複雑・ファジー小説

Re: 復讐 5年の歳月を経て…… ( No.80 )
日時: 2011/06/26 13:22
名前: コーダ (ID: 46ePLi3X)

「そういえば、柊神社というのは、どういう神様が祀られているんでしょうか?」

 暗い道を歩きながら、佳恵はふと、樅霞にこんな質問をする。
 柊神社に祀られる神に、少々興味があったようである。

「刀を大事にしているんだから、そういう類の神様が居そうだな……。」

 楓は、自分の予想を樅霞に言った。
 刀が大事なら、神様だって、戦いとか、そういうものだろうという考えで、言ったが、当の巫女は「う〜ん……。」と、眉間にしわを寄せていた。

「あら?どうしたのでしょうか?」
「いや……恥ずかしながら、私の神社には、どういう神が祀られているのか、分からないんだ。代々の巫女が、疑問に思っている事でもある。」

 とても意外な返答に、2人はポカンとして、何か裏切られた感じで、いっぱいだったという。
 それから、会話もなしに、ひたすら暗い通路を歩く3人。
 そしてついに、1番奥にある四角形の部屋に、たどり着いた。

 そこは、なぜか神聖な場所という雰囲気が流れており、部屋の中心に有る四角い台座が、三角形を描くように3個配置されているのが、それをもっと感じさせる。
 3つの台座には、それぞれ刀を置く為の台が上に乗っており、1個は東牙が持っているため、何もなかったが、後の2個には刀が置かれていた。
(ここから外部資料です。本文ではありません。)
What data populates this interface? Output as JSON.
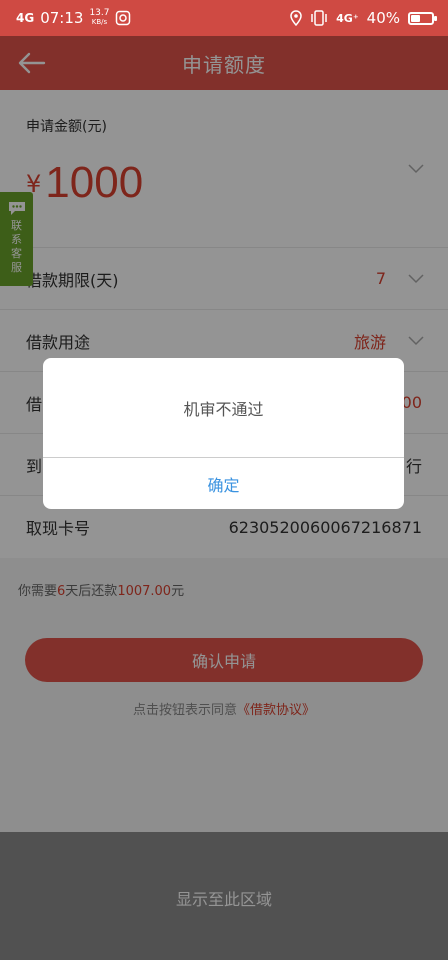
{
  "status_bar": {
    "signal": "4G",
    "time": "07:13",
    "speed_value": "13.7",
    "speed_unit": "KB/s",
    "network": "4G⁺",
    "battery_text": "40%",
    "battery_level": 0.4
  },
  "header": {
    "title": "申请额度"
  },
  "form": {
    "amount_label": "申请金额(元)",
    "currency": "¥",
    "amount": "1000",
    "rows": [
      {
        "label": "借款期限(天)",
        "value": "7"
      },
      {
        "label": "借款用途",
        "value": "旅游"
      },
      {
        "label": "借",
        "value": "00"
      },
      {
        "label": "到",
        "value": "行"
      },
      {
        "label": "取现卡号",
        "value": "6230520060067216871"
      }
    ]
  },
  "repay_note": {
    "prefix": "你需要",
    "days": "6",
    "middle": "天后还款",
    "amount": "1007.00",
    "suffix": "元"
  },
  "confirm_button": "确认申请",
  "agree_note": {
    "text": "点击按钮表示同意",
    "link": "《借款协议》"
  },
  "bottom_area": {
    "text": "显示至此区域"
  },
  "service_tab": {
    "chars": [
      "联",
      "系",
      "客",
      "服"
    ]
  },
  "dialog": {
    "message": "机审不通过",
    "ok_label": "确定"
  },
  "colors": {
    "brand": "#e0534a",
    "accent_text": "#d9412f",
    "link_blue": "#3b93e0",
    "service_green": "#6aa22a"
  }
}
 カチャッと樅霞はメガネを上げ「元気だったか、長男坊と三男坊……今日はお前達に、会わせたい人が居る……。」と、言って、後ろにいる佳恵と楓に、目で台座まで行けと、目で訴えた。
 もちろん、2人は黙って頷き、それぞれ台座まで歩き、目の前まで来た。
 そして佳恵は左手、楓は右手で、台に乗っている刀を持ち、そのまま鞘から刀を抜く。
 すると樅霞が「ふっ……どうやら私の賭けは、勝ちだったみたいだな……。」と、目を吊り上げて呟いたという。

「す、すごいですわ……この刀……。」
「どんなものでも斬れそうな雰囲気を出している……。」

 佳恵と楓は、あまりにも刀がすごくて、思わずこんな言葉を呟いたという。
 そして、刀を鞘に戻し、そのまま台座を離れ樅霞の傍に戻った。

 すると「ちょっと待ったー!」と、どこからともかく声が聴こえたという。
 3人は、声が聴こえた右側を見て、思わずポカンとしてしまった。
 そう、天使のような姿をした少女が、にこやかに3人を見ていたのだから。

「その刀を、持っていくのはいいけど。ちょっと試験を受けてくれない?」

 突然の言葉に、樅霞は「お前は一体何者だ?少なくとも人間ではないな。」と、メガネをカチャッと上げて言う。
 すると「私達は……柊神社の刀を守る……天使と悪魔……。」と、左側から違う声が聴こえ、3人の目はそちらに向けるが、またポカンとしてしまった。
 そう、悪魔のような少女が祈りをしていたのだから。

「刀を持つ者として……相応しいかを……確認したい……。」

 天使と悪魔の言葉を、聴いた樅霞は「家の神社には、いつからこんな守り神が居たんだ?」と、眉間にしわをよせながら、疑問に思っていた。
 すると、佳恵と楓は、1歩前進して刀を抜き「良いでしょう。」と、普段の垂れた目を、吊り上げ「良いだろう。」と、獣のような、おぞましい眼光をして、お互い言った。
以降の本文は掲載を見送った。